そこから建物の3階に上がると渡り廊下になっていて、隣の工場の3階に移ります。入るとそこはホールになっていて、ビールの原料から説明が始まりました。まずビールの原料としては2条大麦が使われているということ。たしかこの麦はウイスキーの製造にも使われていたはず。本来6条の麦を品種改良し2条の麦を大きくして原料として有効に使えるようにした麦のことですね。この2条大麦は粒が大きくデンプン質を多く含むため、ビール造りに使われるとのこと。実際にショーケースに実物が展示してありました。
    
ちょっと写真が小さくてわかりにくいので左がパンフレットに載っていた大麦の写真です。それでは製造工程順にお伝えしましょう。


 1.精麦−麦から「麦芽」をつくる
2条大麦は十分な水と空気と適度な温度を与えて発芽させます。この時麦の中には、後にデンプンを糖に変える役目を果たす「デンプン分解酵素」などがつくられます。
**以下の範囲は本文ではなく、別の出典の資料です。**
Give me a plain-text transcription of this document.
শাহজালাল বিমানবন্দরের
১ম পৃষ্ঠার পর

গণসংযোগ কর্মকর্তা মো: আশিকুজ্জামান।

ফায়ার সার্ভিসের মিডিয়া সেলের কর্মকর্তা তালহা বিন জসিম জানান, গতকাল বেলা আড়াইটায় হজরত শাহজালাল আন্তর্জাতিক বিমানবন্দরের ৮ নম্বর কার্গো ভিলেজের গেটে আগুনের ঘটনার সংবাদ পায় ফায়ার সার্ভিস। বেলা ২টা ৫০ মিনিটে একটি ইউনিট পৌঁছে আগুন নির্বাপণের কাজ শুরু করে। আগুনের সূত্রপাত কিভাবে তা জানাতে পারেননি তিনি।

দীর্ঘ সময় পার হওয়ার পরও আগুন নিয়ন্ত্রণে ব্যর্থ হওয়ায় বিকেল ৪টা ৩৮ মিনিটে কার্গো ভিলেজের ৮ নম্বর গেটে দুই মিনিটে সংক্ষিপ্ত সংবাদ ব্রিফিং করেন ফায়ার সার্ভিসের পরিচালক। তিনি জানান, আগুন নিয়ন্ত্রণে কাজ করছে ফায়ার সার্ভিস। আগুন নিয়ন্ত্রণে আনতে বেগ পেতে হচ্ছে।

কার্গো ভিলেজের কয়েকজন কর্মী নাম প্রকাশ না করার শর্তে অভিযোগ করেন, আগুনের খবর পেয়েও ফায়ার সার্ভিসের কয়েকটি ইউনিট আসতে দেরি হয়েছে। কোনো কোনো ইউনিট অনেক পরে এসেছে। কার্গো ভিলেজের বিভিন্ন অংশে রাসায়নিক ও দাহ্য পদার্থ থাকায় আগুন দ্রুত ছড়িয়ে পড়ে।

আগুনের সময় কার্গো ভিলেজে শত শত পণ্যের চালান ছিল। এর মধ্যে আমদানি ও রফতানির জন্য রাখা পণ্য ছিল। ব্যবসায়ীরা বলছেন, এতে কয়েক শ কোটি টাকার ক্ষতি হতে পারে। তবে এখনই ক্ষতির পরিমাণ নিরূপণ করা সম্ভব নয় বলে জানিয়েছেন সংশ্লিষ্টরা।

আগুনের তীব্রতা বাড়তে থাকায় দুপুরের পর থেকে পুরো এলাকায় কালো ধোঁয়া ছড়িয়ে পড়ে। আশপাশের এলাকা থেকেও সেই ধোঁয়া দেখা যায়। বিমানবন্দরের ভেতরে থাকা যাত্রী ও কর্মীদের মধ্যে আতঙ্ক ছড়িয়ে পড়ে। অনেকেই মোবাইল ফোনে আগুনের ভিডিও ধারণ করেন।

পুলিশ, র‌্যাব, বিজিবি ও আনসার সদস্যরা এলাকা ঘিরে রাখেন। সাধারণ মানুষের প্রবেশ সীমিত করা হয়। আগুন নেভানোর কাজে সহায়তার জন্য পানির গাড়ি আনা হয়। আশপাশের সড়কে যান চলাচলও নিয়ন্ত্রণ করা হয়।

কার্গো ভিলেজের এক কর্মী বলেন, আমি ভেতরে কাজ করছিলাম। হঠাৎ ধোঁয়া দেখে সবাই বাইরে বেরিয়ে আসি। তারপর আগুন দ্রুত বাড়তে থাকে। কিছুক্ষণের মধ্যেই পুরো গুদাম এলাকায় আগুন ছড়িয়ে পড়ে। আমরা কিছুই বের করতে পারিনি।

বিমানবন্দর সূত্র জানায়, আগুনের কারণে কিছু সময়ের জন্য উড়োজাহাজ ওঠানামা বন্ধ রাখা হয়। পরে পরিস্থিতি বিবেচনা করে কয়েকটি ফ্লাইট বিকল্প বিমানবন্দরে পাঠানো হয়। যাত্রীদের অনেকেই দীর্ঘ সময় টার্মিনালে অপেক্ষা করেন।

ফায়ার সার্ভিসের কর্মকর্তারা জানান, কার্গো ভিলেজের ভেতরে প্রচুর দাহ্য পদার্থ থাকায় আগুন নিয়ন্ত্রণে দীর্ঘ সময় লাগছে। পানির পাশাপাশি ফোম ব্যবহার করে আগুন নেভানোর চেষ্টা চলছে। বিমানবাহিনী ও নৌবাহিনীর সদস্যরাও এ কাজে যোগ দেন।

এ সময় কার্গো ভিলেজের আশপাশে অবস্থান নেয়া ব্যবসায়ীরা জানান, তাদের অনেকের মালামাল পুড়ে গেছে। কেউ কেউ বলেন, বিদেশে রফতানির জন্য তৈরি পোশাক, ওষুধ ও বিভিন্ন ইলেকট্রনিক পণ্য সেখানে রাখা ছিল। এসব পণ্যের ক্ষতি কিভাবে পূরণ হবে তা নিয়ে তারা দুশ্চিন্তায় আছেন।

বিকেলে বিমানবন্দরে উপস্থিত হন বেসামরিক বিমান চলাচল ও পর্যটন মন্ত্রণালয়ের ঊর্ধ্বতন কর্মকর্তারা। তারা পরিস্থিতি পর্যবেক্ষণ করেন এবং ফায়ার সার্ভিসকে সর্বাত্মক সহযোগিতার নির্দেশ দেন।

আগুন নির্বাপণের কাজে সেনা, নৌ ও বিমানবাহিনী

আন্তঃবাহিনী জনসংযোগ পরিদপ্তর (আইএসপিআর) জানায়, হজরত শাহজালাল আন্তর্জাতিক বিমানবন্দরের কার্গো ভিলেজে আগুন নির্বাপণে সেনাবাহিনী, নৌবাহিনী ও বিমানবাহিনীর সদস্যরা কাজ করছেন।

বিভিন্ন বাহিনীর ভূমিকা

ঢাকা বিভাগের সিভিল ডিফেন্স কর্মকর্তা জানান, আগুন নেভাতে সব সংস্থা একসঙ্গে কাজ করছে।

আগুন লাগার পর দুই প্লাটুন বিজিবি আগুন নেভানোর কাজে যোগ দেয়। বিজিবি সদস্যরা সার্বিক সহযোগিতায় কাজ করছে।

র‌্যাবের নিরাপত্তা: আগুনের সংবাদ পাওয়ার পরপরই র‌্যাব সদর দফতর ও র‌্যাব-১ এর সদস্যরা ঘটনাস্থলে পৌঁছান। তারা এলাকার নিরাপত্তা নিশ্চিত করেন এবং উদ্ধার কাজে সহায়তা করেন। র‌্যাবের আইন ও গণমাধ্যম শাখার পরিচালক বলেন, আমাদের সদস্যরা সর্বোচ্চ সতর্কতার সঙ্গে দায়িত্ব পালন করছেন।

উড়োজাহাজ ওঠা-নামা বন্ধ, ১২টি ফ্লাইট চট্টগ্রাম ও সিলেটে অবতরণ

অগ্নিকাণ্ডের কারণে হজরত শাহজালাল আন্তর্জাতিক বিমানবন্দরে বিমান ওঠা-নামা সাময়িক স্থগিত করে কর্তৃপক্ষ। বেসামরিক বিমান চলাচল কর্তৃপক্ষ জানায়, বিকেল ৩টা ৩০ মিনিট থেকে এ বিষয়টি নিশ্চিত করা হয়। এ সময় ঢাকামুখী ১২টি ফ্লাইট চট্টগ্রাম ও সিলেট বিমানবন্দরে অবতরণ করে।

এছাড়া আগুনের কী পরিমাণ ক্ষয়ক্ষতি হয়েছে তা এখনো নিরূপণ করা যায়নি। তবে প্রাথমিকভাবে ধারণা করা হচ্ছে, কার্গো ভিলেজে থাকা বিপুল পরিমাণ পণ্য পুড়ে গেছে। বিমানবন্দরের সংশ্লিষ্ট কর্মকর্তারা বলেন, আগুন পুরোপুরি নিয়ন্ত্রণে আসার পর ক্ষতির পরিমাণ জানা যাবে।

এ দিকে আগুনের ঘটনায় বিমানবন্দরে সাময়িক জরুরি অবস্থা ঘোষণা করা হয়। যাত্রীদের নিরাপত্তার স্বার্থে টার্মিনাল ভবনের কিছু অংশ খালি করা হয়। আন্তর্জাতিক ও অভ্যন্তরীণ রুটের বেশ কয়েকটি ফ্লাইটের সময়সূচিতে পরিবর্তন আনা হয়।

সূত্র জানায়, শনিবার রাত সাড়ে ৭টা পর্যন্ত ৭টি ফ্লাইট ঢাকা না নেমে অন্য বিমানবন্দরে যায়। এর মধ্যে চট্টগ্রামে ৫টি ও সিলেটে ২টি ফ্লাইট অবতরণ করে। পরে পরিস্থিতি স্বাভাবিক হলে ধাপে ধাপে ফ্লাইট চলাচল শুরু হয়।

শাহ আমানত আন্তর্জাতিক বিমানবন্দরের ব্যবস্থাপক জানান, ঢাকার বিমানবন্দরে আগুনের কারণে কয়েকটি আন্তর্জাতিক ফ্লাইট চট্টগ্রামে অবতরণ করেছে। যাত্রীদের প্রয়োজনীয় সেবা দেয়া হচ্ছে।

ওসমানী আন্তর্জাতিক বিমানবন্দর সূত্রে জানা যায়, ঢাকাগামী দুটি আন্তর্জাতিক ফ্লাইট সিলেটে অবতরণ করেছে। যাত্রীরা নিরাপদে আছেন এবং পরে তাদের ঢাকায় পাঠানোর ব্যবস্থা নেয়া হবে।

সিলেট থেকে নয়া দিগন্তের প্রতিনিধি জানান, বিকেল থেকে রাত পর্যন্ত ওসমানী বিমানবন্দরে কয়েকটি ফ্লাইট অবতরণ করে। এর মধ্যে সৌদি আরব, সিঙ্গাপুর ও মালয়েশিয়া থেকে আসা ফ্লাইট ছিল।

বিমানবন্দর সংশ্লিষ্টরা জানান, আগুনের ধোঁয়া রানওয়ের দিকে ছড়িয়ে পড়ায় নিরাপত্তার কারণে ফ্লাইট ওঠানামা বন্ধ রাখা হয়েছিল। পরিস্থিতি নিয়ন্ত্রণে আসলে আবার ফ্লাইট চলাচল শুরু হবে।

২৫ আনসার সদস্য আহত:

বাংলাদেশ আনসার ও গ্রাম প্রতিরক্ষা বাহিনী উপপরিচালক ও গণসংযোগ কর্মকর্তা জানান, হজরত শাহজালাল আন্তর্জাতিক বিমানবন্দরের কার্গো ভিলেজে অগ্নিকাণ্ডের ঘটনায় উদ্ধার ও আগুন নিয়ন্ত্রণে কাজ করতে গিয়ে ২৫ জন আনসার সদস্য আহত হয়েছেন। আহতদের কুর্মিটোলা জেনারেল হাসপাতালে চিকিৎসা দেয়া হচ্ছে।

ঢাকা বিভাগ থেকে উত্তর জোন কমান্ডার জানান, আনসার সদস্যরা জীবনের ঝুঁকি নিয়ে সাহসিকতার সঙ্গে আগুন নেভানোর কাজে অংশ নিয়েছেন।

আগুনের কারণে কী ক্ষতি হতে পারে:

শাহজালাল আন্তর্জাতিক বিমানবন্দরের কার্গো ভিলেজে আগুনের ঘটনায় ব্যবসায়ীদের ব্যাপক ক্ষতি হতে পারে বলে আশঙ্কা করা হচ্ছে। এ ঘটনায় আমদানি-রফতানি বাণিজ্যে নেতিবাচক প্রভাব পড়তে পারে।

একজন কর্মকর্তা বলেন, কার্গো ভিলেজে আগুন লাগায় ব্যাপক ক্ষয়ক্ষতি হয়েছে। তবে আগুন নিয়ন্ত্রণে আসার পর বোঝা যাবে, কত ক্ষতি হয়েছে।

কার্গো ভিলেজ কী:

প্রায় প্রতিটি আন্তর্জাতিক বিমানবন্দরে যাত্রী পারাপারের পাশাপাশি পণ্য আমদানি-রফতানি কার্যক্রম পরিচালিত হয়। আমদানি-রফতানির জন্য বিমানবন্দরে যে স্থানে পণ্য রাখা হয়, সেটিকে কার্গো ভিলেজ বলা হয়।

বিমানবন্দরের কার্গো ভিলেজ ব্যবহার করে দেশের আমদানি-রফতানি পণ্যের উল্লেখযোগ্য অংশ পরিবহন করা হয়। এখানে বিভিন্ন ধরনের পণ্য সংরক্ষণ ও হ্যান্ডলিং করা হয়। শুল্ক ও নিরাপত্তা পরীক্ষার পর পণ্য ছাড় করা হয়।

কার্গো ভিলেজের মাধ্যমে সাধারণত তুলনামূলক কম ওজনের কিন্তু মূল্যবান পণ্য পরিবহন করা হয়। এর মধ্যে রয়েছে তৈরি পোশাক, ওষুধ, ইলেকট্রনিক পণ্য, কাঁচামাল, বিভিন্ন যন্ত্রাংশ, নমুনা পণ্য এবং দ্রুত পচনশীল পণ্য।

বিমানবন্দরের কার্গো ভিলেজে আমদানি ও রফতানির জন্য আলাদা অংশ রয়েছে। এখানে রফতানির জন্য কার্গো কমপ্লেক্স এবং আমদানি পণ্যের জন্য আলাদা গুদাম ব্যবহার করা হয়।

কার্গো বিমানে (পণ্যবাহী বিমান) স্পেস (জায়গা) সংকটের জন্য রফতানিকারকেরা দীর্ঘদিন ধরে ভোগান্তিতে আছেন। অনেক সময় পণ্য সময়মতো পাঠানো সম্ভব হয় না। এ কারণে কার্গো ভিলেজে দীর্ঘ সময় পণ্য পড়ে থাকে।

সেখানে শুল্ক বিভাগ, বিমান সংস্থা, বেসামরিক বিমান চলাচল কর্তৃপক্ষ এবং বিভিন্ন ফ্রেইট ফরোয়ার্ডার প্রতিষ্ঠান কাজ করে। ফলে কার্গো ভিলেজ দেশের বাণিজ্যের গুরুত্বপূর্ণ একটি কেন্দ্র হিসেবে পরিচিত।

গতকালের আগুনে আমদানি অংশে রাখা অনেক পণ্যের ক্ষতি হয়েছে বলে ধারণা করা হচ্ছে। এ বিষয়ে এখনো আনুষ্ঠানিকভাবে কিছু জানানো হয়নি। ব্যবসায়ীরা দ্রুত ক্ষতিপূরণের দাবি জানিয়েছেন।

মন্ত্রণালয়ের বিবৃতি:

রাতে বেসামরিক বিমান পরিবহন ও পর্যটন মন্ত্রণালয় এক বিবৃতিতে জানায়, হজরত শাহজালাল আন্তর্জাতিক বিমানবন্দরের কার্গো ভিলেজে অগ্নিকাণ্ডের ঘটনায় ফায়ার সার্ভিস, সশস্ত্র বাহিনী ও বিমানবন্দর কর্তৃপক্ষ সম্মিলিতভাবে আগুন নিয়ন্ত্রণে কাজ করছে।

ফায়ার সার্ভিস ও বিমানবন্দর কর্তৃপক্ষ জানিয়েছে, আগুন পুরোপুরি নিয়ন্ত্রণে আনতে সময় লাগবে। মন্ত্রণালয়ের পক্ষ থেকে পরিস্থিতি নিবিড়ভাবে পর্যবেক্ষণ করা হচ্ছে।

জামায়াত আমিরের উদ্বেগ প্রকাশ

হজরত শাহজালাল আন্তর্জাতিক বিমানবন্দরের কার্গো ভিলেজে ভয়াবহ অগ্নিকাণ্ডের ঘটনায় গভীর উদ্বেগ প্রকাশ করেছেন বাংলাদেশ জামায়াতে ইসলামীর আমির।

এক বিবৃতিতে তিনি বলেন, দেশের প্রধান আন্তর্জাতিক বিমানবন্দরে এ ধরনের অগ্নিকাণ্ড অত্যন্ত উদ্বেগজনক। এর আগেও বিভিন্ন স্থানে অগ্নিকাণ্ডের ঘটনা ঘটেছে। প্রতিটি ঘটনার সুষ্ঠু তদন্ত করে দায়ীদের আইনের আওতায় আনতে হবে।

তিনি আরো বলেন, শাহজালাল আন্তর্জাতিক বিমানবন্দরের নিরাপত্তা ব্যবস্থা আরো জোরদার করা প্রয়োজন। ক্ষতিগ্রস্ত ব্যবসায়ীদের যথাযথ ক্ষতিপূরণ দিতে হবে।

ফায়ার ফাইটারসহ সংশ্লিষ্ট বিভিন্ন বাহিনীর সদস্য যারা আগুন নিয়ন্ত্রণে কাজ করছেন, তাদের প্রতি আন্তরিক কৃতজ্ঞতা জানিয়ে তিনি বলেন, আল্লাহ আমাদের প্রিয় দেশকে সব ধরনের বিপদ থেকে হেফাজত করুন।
適度に芽が出たら温風によって乾燥させ、発芽を止めます。この時麦には、芳ばしい香りと黄金色がつきます。その後根を取り除きます。こうして自然の恵みの麦から、まず「麦芽」がつくられます。この工程を「精麦」といいます。ちょうどその精麦が済んだ麦がありましたので少し手にとって食べてみました。
     
たしかに芳ばしい味がします。少々殻が口の中に残り、邪魔になりますが十分に食べられます。オイシイ。
 2.仕込み−麦芽から麦汁をつくる
麦芽を細かく粉砕して水(天然水)を加え、適度な温度にすると、先ほどのデンプン分解酵素の働きで、麦芽中のデンプンが糖に分解されます。
更に、その液に「ホップ」を加えて煮沸させると、ホップ特有の香りと苦味をもった甘い麦のジュース「麦汁」が出来ます。
    
ホップはツタのように生える植物の実で畑では支柱を立ててそれに添って高く、からみつくように栽培されます。
    
このビールの原料として使われるホップは、受粉前のメス株が持つ毬花(きゅうか)です。その中に眠る黄金色の粉「ルプリン」が、ビールに独特の香り、苦味、泡立ちを加えます。つまり麦芽の旨味成分や泡持ちを良くする「泡たんぱく」を十分に引き出してやる必要があるわけです。